Rachel Crawford was charged in U.S. District Court in Fort Wayne with obtaining Family Federal Education Loans by fraud and materially false statements. She agreed to plead guilty to the charge and is also helping with the investigation into the school. A judge will determine her sentence at a later date.
Crawford’s plea comes after the school’s owner, Kaydean Geist, was sentenced to two years probation for being the ringleader in a student loan scheme that secured nearly $3 million in illegitimate student loans.
Geist pleaded guilty in April 2016 to failing to repay student financial aid funds she helped students secure fraudulently between April 2009 and August 2010. She was also ordered to repay $300,000 to the United State Department of Education. She had been facing up to five years in federal prison for the scheme, which officials called “an exceptional case of extensive fraud.”
Under federal law, students enrolled in programs like those at Masters of Cosmetology, which offered classes for students interested in a career in cosmetology, hare not allowed to obtain more than $30,000 in student loans, or obtain Federal Family Education loans and direct loans at the same time. But Geist allowed the school to apply for both Federal Family Education loans and direct loans for the same students for the same academic period.
According to court documents, Geist also had students sign promissory notes for the loans without showing them details, informed students they were being awarded with false loans, and granted students sham loans from the school for their personal expenses that were actually federal loans. She also forged more than 150 Family Education loan checks for over $500,000 that was deposited into a private account that named herself and her family as beneficiaries.

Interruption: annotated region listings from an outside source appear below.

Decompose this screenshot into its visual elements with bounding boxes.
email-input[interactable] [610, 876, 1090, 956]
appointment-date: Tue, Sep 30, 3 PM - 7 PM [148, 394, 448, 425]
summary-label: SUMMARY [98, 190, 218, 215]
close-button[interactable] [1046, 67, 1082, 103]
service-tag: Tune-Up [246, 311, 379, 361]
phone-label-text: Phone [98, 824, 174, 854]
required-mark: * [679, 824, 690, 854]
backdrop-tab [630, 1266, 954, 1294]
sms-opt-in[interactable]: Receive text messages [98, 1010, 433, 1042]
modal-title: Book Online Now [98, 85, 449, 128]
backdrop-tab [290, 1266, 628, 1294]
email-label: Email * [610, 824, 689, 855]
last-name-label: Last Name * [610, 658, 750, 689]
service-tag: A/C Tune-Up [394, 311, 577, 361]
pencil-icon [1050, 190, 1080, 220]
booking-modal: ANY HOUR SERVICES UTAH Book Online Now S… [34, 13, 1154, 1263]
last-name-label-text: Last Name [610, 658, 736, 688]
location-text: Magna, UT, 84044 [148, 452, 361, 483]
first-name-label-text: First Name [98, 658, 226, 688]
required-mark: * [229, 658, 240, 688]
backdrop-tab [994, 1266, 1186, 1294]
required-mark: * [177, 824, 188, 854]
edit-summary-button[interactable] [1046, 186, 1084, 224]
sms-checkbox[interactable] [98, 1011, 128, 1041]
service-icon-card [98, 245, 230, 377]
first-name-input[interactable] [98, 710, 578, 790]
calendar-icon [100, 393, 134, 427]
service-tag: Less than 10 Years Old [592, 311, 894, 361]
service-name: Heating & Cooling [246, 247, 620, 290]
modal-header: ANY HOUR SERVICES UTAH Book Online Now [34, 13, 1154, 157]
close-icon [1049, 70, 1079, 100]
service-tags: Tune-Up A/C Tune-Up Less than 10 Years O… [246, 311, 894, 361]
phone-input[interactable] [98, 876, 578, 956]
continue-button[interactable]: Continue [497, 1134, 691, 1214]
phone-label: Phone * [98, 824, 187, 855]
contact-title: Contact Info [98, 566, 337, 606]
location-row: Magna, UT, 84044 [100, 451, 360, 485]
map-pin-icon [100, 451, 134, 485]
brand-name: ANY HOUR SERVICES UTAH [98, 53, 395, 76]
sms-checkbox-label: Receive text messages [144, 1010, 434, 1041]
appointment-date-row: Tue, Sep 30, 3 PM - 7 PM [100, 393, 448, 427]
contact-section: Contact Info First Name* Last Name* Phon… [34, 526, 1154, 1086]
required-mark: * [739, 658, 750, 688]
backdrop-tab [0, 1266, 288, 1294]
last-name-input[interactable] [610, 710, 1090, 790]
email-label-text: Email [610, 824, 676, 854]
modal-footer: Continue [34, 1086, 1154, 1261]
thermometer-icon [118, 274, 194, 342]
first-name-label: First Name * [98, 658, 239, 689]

More than 50 Masters of Cosmetology students received between $30,000 and $98,000 in loans, and Geist and the school helped secure around $2.9 million in bad student loans. As a result, the Department of Education agreed to cancel certain FFEL loans that were illegally acquired by the school. “The Department of Education, I’m happy to say, that on the vast majority of these loans, they are going to deem them unenforceable and the students will be released from liability on those loans,” David Capp, the U.S. attorney for the Northern District of Indiana, said.